Recently I signed up for an Introduction to Poetry class.  Several things motivated me.  We had begun a writer’s group where I live, and I thought I would like to share poems. I have loved poetry since I was a teenager, and I have choreographed many pieces to poems.

In our very first class the teacher introduced us to the form of elegy and used Walt Whitman’s O Captain! My Captain! as an example. After going over the format and purpose of the elegy, he asked us to write one. As I reread O Captain! My Captain! I began reflecting on the experience of being in Helen Tamiris’s Dance for Walt Whitman at Perry-Mansfield during the summer of 1958.   That was a defining experience in helping me realize that I wanted a career in dance, and it had provided an excellent example of how poetry can inspire a piece of choreography.

When I look back over my career as a choreographer, I realize how often I turned to poetry as the stimulus for movement.  That idea had been introduced to me by Helen Tamiris, so it was no surprise that I decided to do my elegy for her and to use the structure and rhyming pattern of O Captain! My Captain! as my model.

Elegy for Helen Tamiris

By JoAnne Tucker

A frayed program, carefully saved, recalls long ago days

There is still time to remember and sing your praise

You stood, arms outstretched, framed by aspen gently swaying

Directions given, challenges accepted, our energy outpouring,

            Alas, a google search

            Your name barely marked

            Too many years have passed

            Still a desire remains in my heart.

Those of us, hold tightly onto each other,

Make a chain, rock endlessly, calling the primal mother

We cannot forget, your teaching remains within us living

We have gone forth, as a curious child goes exploring.

            Tamiris, O Tamiris

            Fifty years since you departed

            Your legacy begins to fade

            Memories linger in my heart.

A legacy of movement and poetry continues still,

New writers and dancers passionate with strong will.

So this old crone will continue to sing your praise

Encourage, mentor and celebrate all my days

            To dance to the spoken verse

            To follow your pioneer art

            Words carefully written

            Danced from the heart

Helen Tamiris at Perry-Mansfield, July 1958. Photo taken by JoAnne Tucker.
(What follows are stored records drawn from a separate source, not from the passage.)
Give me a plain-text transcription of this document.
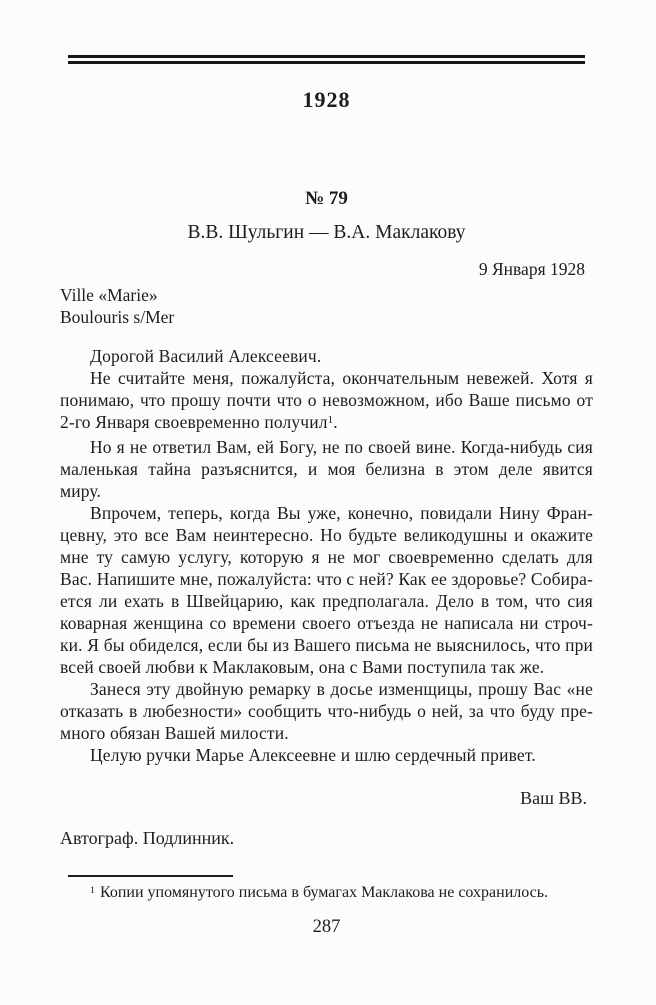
1928
№ 79
В.В. Шульгин — В.А. Маклакову
9 Января 1928
Ville «Marie»
Boulouris s/Mer
Дорогой Василий Алексеевич.
Не считайте меня, пожалуйста, окончательным невежей. Хотя я
понимаю, что прошу почти что о невозможном, ибо Ваше письмо от
2-го Января своевременно получил$^1$.
Но я не ответил Вам, ей Богу, не по своей вине. Когда-нибудь сия
маленькая тайна разъяснится, и моя белизна в этом деле явится
миру.
Впрочем, теперь, когда Вы уже, конечно, повидали Нину Фран-
цевну, это все Вам неинтересно. Но будьте великодушны и окажите
мне ту самую услугу, которую я не мог своевременно сделать для
Вас. Напишите мне, пожалуйста: что с ней? Как ее здоровье? Собира-
ется ли ехать в Швейцарию, как предполагала. Дело в том, что сия
коварная женщина со времени своего отъезда не написала ни строч-
ки. Я бы обиделся, если бы из Вашего письма не выяснилось, что при
всей своей любви к Маклаковым, она с Вами поступила так же.
Занеся эту двойную ремарку в досье изменщицы, прошу Вас «не
отказать в любезности» сообщить что-нибудь о ней, за что буду пре-
много обязан Вашей милости.
Целую ручки Марье Алексеевне и шлю сердечный привет.
Ваш ВВ.
Автограф. Подлинник.
$^1$ Копии упомянутого письма в бумагах Маклакова не сохранилось.
287
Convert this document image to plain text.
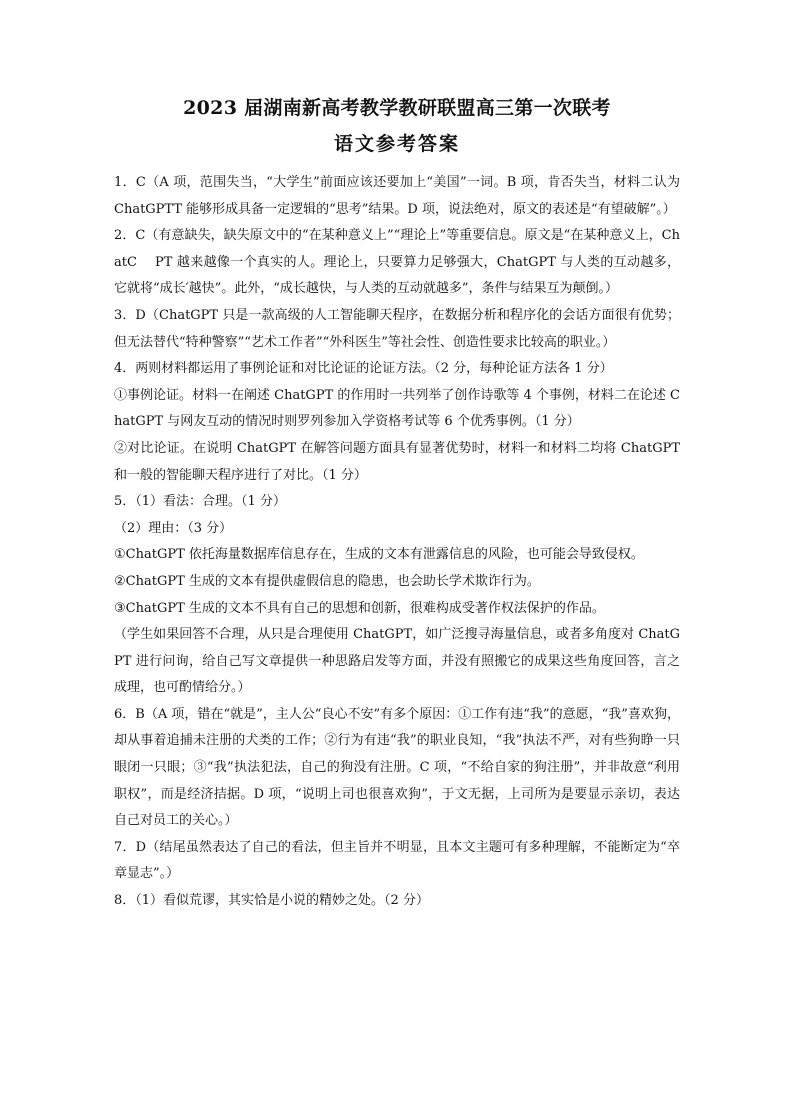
2023 届湖南新高考教学教研联盟高三第一次联考
语文参考答案

1．C（A 项，范围失当，“大学生”前面应该还要加上“美国”一词。B 项，肯否失当，材料二认为　ChatGPTT 能够形成具备一定逻辑的“思考”结果。D 项，说法绝对，原文的表述是“有望破解”。）

2．C（有意缺失，缺失原文中的“在某种意义上”“理论上”等重要信息。原文是“在某种意义上，ChatC　 PT 越来越像一个真实的人。理论上，只要算力足够强大，ChatGPT 与人类的互动越多，它就将“成长′越快”。此外，“成长越快，与人类的互动就越多”，条件与结果互为颠倒。）

3．D（ChatGPT 只是一款高级的人工智能聊天程序，在数据分析和程序化的会话方面很有优势；但无法替代“特种警察”“艺术工作者”“外科医生”等社会性、创造性要求比较高的职业。）

4．两则材料都运用了事例论证和对比论证的论证方法。（2 分，每种论证方法各 1 分）

①事例论证。材料一在阐述 ChatGPT 的作用时一共列举了创作诗歌等 4 个事例，材料二在论述 ChatGPT 与网友互动的情况时则罗列参加入学资格考试等 6 个优秀事例。（1 分）

②对比论证。在说明 ChatGPT 在解答问题方面具有显著优势时，材料一和材料二均将 ChatGPT 和一般的智能聊天程序进行了对比。（1 分）

5．（1）看法：合理。（1 分）

（2）理由：（3 分）

①ChatGPT 依托海量数据库信息存在，生成的文本有泄露信息的风险，也可能会导致侵权。

②ChatGPT 生成的文本有提供虚假信息的隐患，也会助长学术欺诈行为。

③ChatGPT 生成的文本不具有自己的思想和创新，很难构成受著作权法保护的作品。

（学生如果回答不合理，从只是合理使用 ChatGPT，如广泛搜寻海量信息，或者多角度对 ChatGPT 进行问询，给自己写文章提供一种思路启发等方面，并没有照搬它的成果这些角度回答，言之成理，也可酌情给分。）

6．B（A 项，错在“就是”，主人公“良心不安”有多个原因：①工作有违“我”的意愿，“我”喜欢狗，却从事着追捕未注册的犬类的工作；②行为有违“我”的职业良知，“我”执法不严，对有些狗睁一只眼闭一只眼；③“我”执法犯法，自己的狗没有注册。C 项，“不给自家的狗注册”，并非故意“利用职权”，而是经济拮据。D 项，“说明上司也很喜欢狗”，于文无据，上司所为是要显示亲切，表达自己对员工的关心。）

7．D（结尾虽然表达了自己的看法，但主旨并不明显，且本文主题可有多种理解，不能断定为“卒章显志”。）

8．（1）看似荒谬，其实恰是小说的精妙之处。（2 分）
The first set of poems I choreographed was for a school program in Pittsburgh shortly after leaving Juilliard. The dancers were six high school students, and the program toured several elementary schools and won a Carnegie Award.  Later I would continue to turn to poetry with the Avodah Dance Ensemble, and during my thirty years as Artist Director of that company, I  created dances to a variety of different poems. The ones that stand out the most in my memory are:

  • I Never Saw Another Butterfly, using poems written by children in the Terezin Concentration Camp
  • Shema, incorporating poetry of Italian Holocaust survivor Primo Levi
  • Let My People Go, based on James Weldon Johnson’s poem of the same title
  • In the Garden, drawn from several poems in the collection Wine, Women and Death: Medieval Hebrew Poems on the Good Life, translated by Raymond Scheindlin
  • Selichot Suite, a section of which uses Denise Levertov’s poem The Thread

I end by welcoming dancers and choreographers to share what poems they have enjoyed dancing to or creating movement for.  If you haven’t used poetry and movement together, I strongly encourage you to try it!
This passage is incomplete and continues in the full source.